The child, five-years-old at the time of the abuse, was in teacher Sara Sievers's kindergarten class at Starry Elementary and repeatedly was molested by the volunteer in August 2015, the suit claims. The volunteer is not named in the suit.
The following school year, between August and October 2016, the same volunteer was allowed to help in a neighboring classroom, taught by Diane Graham, and at least four other kindergartners also were the victims of repeated and ongoing sexual abuse by the volunteer, the suit filed in August states.
This suit refers to previous lawsuits filed by eight parents last year against Graham and the Marion Independent School District, claiming their four children were abused by volunteer Logan McMurrin, 15 years old at the time, who later was convicted of three counts of sexual abuse.
Three of the previous suits were settled by the district for $1.8 million. The fourth suit is settled but hasn't been finalized at this time.
District officials were not available for comment because the schools were closed Monday for Martin Luther King Jr. Day.
Graham, 59, was found not guilty last week by a Tama County jury of failing to report sexual abuse as a mandatory reporter. Her trial had been moved out of Linn based on pretrial publicity.
Sievers testified during Graham's trial that McMurrin volunteered for her in 2015 and she asked him to be removed after a week because of odd and immature behavior. She said one time she witnessed McMurrin pick up a child and put her on his hip, and another time he picked up a child and put her on his lap.
Sievers said she told him to put the children down in those instances.
The suit contends district officials should have known that the 'volunteer presented a risk to children and was unfit to be selected and assigned.”
Sievers, during Graham's trial, also testified she was surprised to see McMurrin in Graham's classroom the next year because she had reported her concerns to the person who was in charge of the classroom volunteers. She also said she told Graham of the incidents.
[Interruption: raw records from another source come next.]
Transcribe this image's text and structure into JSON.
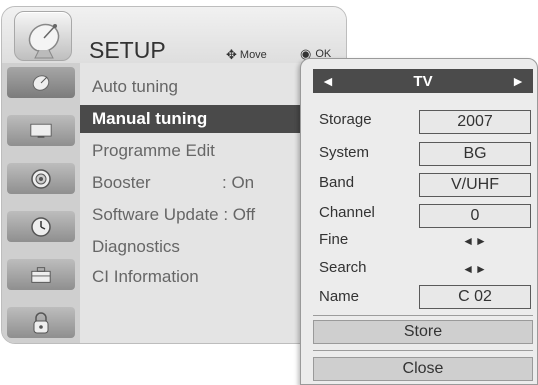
{
  "header": {
    "title": "SETUP",
    "help_move_label": "Move",
    "help_ok_label": "OK"
  },
  "categories": [
    {
      "icon": "satellite-dish-icon",
      "active": true
    },
    {
      "icon": "monitor-icon",
      "active": false
    },
    {
      "icon": "speaker-icon",
      "active": false
    },
    {
      "icon": "clock-icon",
      "active": false
    },
    {
      "icon": "toolbox-icon",
      "active": false
    },
    {
      "icon": "lock-icon",
      "active": false
    }
  ],
  "menu": {
    "items": [
      {
        "label": "Auto tuning",
        "value": ""
      },
      {
        "label": "Manual tuning",
        "value": "",
        "selected": true
      },
      {
        "label": "Programme Edit",
        "value": ""
      },
      {
        "label": "Booster",
        "value": ": On"
      },
      {
        "label": "Software Update : Off",
        "value": ""
      },
      {
        "label": "Diagnostics",
        "value": ""
      },
      {
        "label": "CI Information",
        "value": ""
      }
    ]
  },
  "manual_tuning": {
    "source": "TV",
    "fields": {
      "storage": {
        "label": "Storage",
        "value": "2007"
      },
      "system": {
        "label": "System",
        "value": "BG"
      },
      "band": {
        "label": "Band",
        "value": "V/UHF"
      },
      "channel": {
        "label": "Channel",
        "value": "0"
      },
      "fine": {
        "label": "Fine",
        "value": "◄►"
      },
      "search": {
        "label": "Search",
        "value": "◄►"
      },
      "name": {
        "label": "Name",
        "value": "C  02"
      }
    },
    "store_label": "Store",
    "close_label": "Close"
  },
  "colors": {
    "selection": "#4a4a4a",
    "panel_bg": "#e4e4e4",
    "dialog_bg": "#ececec"
  }
}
The recent lawsuit claims the five-year-old started showing signs of emotional and physical trauma in the fall 2015, but her parents didn't know that the volunteer was in the child's class or that Sievers had asked he be removed.
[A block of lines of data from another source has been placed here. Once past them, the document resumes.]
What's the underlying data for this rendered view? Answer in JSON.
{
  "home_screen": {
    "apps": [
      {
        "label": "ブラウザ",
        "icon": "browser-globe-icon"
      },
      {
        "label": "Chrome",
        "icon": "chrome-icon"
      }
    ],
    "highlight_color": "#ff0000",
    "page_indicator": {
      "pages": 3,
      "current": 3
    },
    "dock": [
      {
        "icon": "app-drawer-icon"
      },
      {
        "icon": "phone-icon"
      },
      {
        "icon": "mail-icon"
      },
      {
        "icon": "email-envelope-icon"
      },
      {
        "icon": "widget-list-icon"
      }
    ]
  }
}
District officials knew of the volunteer's acts in Graham's class as early as August 2016 but have never notified the parents who had children in Seivers's class, the suit contends. In March, the plaintiffs in this suit learned from a plaintiff in the previous suit that McMurrin also had volunteered in Sievers's class in 2015.
With guidance from the five-year-old's counselor, the parents asked their child if the volunteer molested her and she confirmed he did, the suit states. The parents then reported the abuse to the Marion Police Department and the child was interviewed at St. Luke's Protection Services.
The five-year-old continues to suffer from severe emotional distress, including but not limited to anxiety, emotional outbursts, physical aggression, nightmares and extreme agitation.
The lawsuit demands a trial and asks for damages from the school district and Sievers.
McMurrin, now 16, was sentenced to the Iowa State Training School for Boys in Eldora. He will remain there until age 18.
Graham still is employed as a teacher but remains on administrative leave, according to a district statement last week.